Как-то утром я пересекаюсь с Дарио. Он вернулся из Канады. Мы высматриваем хату, куда вломиться. Поскольку он мелкий и гибкий, он может залезть через окошко в ванной и открыть мне дверь. Вот так мы и закорешились в первую очередь, через скок. А до того мы виделись на пиратских радиоточках, на станции Ниже травы, с Секретной службой и следующей командой, Жара на районе. Один раз я увидел его на дороге – он был сам по себе, я сам по себе, – и он сказал, какие виды, брат, и я рассказал ему об этой хате, которую присмотрел, с открытым задним окошком, и он сказал, идем на скок. Он зашел домой и вернулся к этой хате в темно-синем комбинезоне, с бейсбольными перчатками «Найк» в кармане и с банданой на лице. Нам ничего не нужно было говорить об этом, мы все понимали без слов, инстинктивно – нам просто этого хотелось.

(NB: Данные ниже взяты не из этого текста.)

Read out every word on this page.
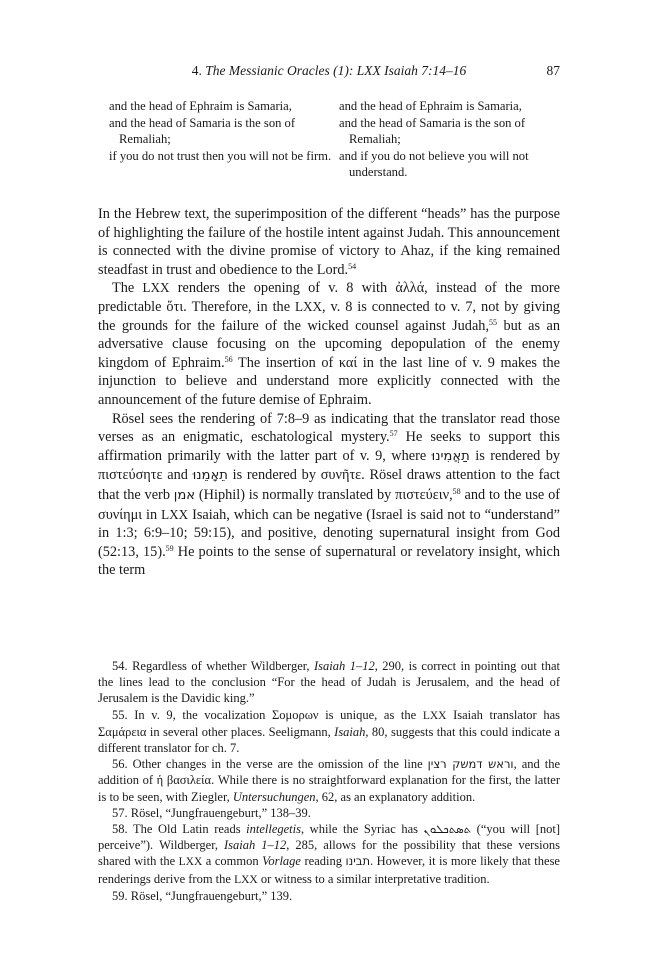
4. The Messianic Oracles (1): LXX Isaiah 7:14–16	87
and the head of Ephraim is Samaria,
and the head of Samaria is the son of Remaliah;
if you do not trust then you will not be firm.
and the head of Ephraim is Samaria,
and the head of Samaria is the son of Remaliah;
and if you do not believe you will not understand.

In the Hebrew text, the superimposition of the different “heads” has the purpose of highlighting the failure of the hostile intent against Judah. This announcement is connected with the divine promise of victory to Ahaz, if the king remained steadfast in trust and obedience to the Lord.$^{54}$

The LXX renders the opening of v. 8 with ἀλλά, instead of the more predictable ὅτι. Therefore, in the LXX, v. 8 is connected to v. 7, not by giving the grounds for the failure of the wicked counsel against Judah,$^{55}$ but as an adversative clause focusing on the upcoming depopulation of the enemy kingdom of Ephraim.$^{56}$ The insertion of καί in the last line of v. 9 makes the injunction to believe and understand more explicitly connected with the announcement of the future demise of Ephraim.

Rösel sees the rendering of 7:8–9 as indicating that the translator read those verses as an enigmatic, eschatological mystery.$^{57}$ He seeks to support this affirmation primarily with the latter part of v. 9, where תַאֲמִינוּ is rendered by πιστεύσητε and תֵאָמֵנוּ is rendered by συνῆτε. Rösel draws attention to the fact that the verb אמן (Hiphil) is normally translated by πιστεύειν,$^{58}$ and to the use of συνίημι in LXX Isaiah, which can be negative (Israel is said not to “understand” in 1:3; 6:9–10; 59:15), and positive, denoting supernatural insight from God (52:13, 15).$^{59}$ He points to the sense of supernatural or revelatory insight, which the term

54. Regardless of whether Wildberger, Isaiah 1–12, 290, is correct in pointing out that the lines lead to the conclusion “For the head of Judah is Jerusalem, and the head of Jerusalem is the Davidic king.”

55. In v. 9, the vocalization Σομορων is unique, as the LXX Isaiah translator has Σαμάρεια in several other places. Seeligmann, Isaiah, 80, suggests that this could indicate a different translator for ch. 7.

56. Other changes in the verse are the omission of the line וראש דמשק רצין, and the addition of ἡ βασιλεία. While there is no straightforward explanation for the first, the latter is to be seen, with Ziegler, Untersuchungen, 62, as an explanatory addition.

57. Rösel, “Jungfrauengeburt,” 138–39.

58. The Old Latin reads intellegetis, while the Syriac has ܬܣܬܟܠܘܢ (“you will [not] perceive”). Wildberger, Isaiah 1–12, 285, allows for the possibility that these versions shared with the LXX a common Vorlage reading תבינו. However, it is more likely that these renderings derive from the LXX or witness to a similar interpretative tradition.

59. Rösel, “Jungfrauengeburt,” 139.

После того движа на тридцать косых мы стали, в натуре, как братья, и его семья так же стала ко мне относиться, поскольку я все время бываю у них, хотя в основном заглядываю к Дарио, когда мы идем на скок. Его младший брат, Трэвис, и сестренка, Чиник, часто видят, пока собираются в школу, как мы суем клавы в карманы и одеваем пустые рюкзаки. Большая барбадосская семья. Прошлый раз, когда я был у них на семейном барбекю, я сказал, где мне взять тарелку, а дядя Кельвин усмехнулся, показав золотые зубы, и сказал, теперь мне ясно, Снупз, что ты давненько у нас не был, разве не знаешь, в этой семье каждый сам себя обслуживает, и он хлопнул меня по спине. Дарио любит свои бургеры – смальце, как он говорит. На всех фотографиях он косит глаза и втягивает губы, словно хочет спрятать их. Дарио первым ввел меня в курс по Ануннакам, прочитав Эпос о Гильгамеше, и всякий раз, как мы зависаем на хате его мамы и дуем шмаль на чердаке, мы в итоге говорим о шумерских богах, прилетевших с Нибиру на космических кораблях и создавших людей, чтобы добывать золото, которое они хотели забрать на свою планету.
Прошлый раз мы вломились на хату и взяли два ноута, Плэйстэйшн-2, воду «Версаче» и даже несколько банкнот, найденных в комоде. Я вырезал пером на стене гостиной: «Вестсайд 2 Пужки вверх». Мы оба понимаем, что ждем другого большого движа, как тогда, когда мы вмиг разбогатели. Тебе капают на мозг, что ты должен найти честную работу. Но, как я это вижу, как Дарио это видит, суть в том, что тебя хотят подчинить. Паши, как вол, чтобы наполнять чьи-то карманы больше, чем свои, и получай ровно столько, чтобы едва хватило на месяц, а потом повторяй все по новой, снова и снова. Это иссушает твой дух. Превращает тебя в ракушку. Если поднести ракушку к уху, можно услышать отголоски снов. Но это просто иллюзия. Ну нахуй.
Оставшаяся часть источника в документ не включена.